Aku kehilangan jejak Tita di sekitar Museum Mpu Tantular Sidoarjo. Asumsiku adalah dia sangat ngebut, apalagi aku dan Lusy sempat terjebak lampu merah selama 2 menit. Bisa dipastikan Tita sudah jauh sekali, pikirku. Yaudah, dia tahu jalan kok, jadi aku merasa baik-baik saja. Namun aku merasa cemas karena barang-barang sewaan (nesting, sleeping bag dan matras) ia bawa juga, dan rencananya akan ku kembalikan langsung siang ini. Gampanglah, aku bisa menghubungi Tita lagi nanti.
Jam 14:30-an, aku sampai di rumah. Tadi sempet gantian nyetir ama Lusy pas di depan Pasar Wonokromo. Gak sanggup nyetir lagi haha, mana cuaca panas dan jalanan macet pula. Bikin pingin cepet-cepet tiduran di kasur, wkwk.

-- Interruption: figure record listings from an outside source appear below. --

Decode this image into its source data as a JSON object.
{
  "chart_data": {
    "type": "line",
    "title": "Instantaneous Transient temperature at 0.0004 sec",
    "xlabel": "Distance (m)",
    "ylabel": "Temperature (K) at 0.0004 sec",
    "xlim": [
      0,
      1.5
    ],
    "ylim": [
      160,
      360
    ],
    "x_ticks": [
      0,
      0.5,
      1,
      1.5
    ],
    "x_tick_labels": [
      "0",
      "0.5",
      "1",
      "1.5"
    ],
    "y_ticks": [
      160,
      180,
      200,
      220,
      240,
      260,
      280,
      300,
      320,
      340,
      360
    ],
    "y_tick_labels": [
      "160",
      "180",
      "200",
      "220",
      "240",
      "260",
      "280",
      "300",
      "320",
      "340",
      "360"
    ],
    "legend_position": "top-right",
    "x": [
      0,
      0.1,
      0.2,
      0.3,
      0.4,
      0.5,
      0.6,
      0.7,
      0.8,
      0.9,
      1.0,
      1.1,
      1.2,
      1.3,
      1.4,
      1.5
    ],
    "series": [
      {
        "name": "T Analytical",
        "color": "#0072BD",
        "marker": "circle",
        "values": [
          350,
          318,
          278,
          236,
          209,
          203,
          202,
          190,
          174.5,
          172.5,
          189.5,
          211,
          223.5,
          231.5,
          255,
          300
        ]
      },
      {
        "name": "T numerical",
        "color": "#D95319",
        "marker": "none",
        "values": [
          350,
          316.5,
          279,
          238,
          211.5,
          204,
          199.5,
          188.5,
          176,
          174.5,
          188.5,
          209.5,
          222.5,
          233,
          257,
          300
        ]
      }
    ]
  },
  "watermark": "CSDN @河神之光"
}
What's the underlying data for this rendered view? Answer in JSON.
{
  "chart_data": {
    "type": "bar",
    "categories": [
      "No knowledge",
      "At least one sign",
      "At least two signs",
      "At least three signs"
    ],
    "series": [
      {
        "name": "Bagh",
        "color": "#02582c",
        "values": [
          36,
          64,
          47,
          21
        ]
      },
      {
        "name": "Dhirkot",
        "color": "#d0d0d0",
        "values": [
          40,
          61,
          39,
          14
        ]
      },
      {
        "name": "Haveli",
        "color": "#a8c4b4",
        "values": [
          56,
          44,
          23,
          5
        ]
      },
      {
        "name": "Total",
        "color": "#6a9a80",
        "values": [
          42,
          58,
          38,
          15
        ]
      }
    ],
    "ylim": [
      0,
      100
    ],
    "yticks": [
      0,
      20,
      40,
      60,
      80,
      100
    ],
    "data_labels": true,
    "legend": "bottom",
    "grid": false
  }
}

*NOTE* beberapa gambar diatas memiliki resolusi yang rendah dan kualitas yang buruk. Maafkan, karena itu diambil dari screenshot video, bukan jepretan biasa.

THANK YOU TITA DAN LUSY ATAS 2 HARI YANG MENYENANGKAN!

LOVE YA GURLS!!!

7 komentar:

  1. fotoku kok mirip bapak2 lagi narik ojek seh WKWK!

    BalasHapus
    Balasan
    1. Gak cak, koyok emak-emak sing nyusul anake nang sekolah, wkwk

      Hapus
  2. Hadeeww senengnya ingat aku dulu suka camping. Tapi aku belum pernah ngecamp di Dlundung

    BalasHapus
    Balasan
    1. Hehehe iya coba aja camp di Dlundung. Areanya luas, dingin, toiletnya juga bersih dan airnya segar :)
      Plus, kalo males masak, tinggal keluar aja beli makanan hahaha

      Hapus
  3. Mbak kontaknyaa JB adventure ada ga? Saya mau coba sewa disana terimakasih :)))

    BalasHapus
  4. Mbak boleh minta kontaknyaa jb aadventure? Sayaa jadi pengen nyewa disana kalo murah😁

    BalasHapus
  5. kalo sampe sana pagian bgt gt, bisa gak ya,,,?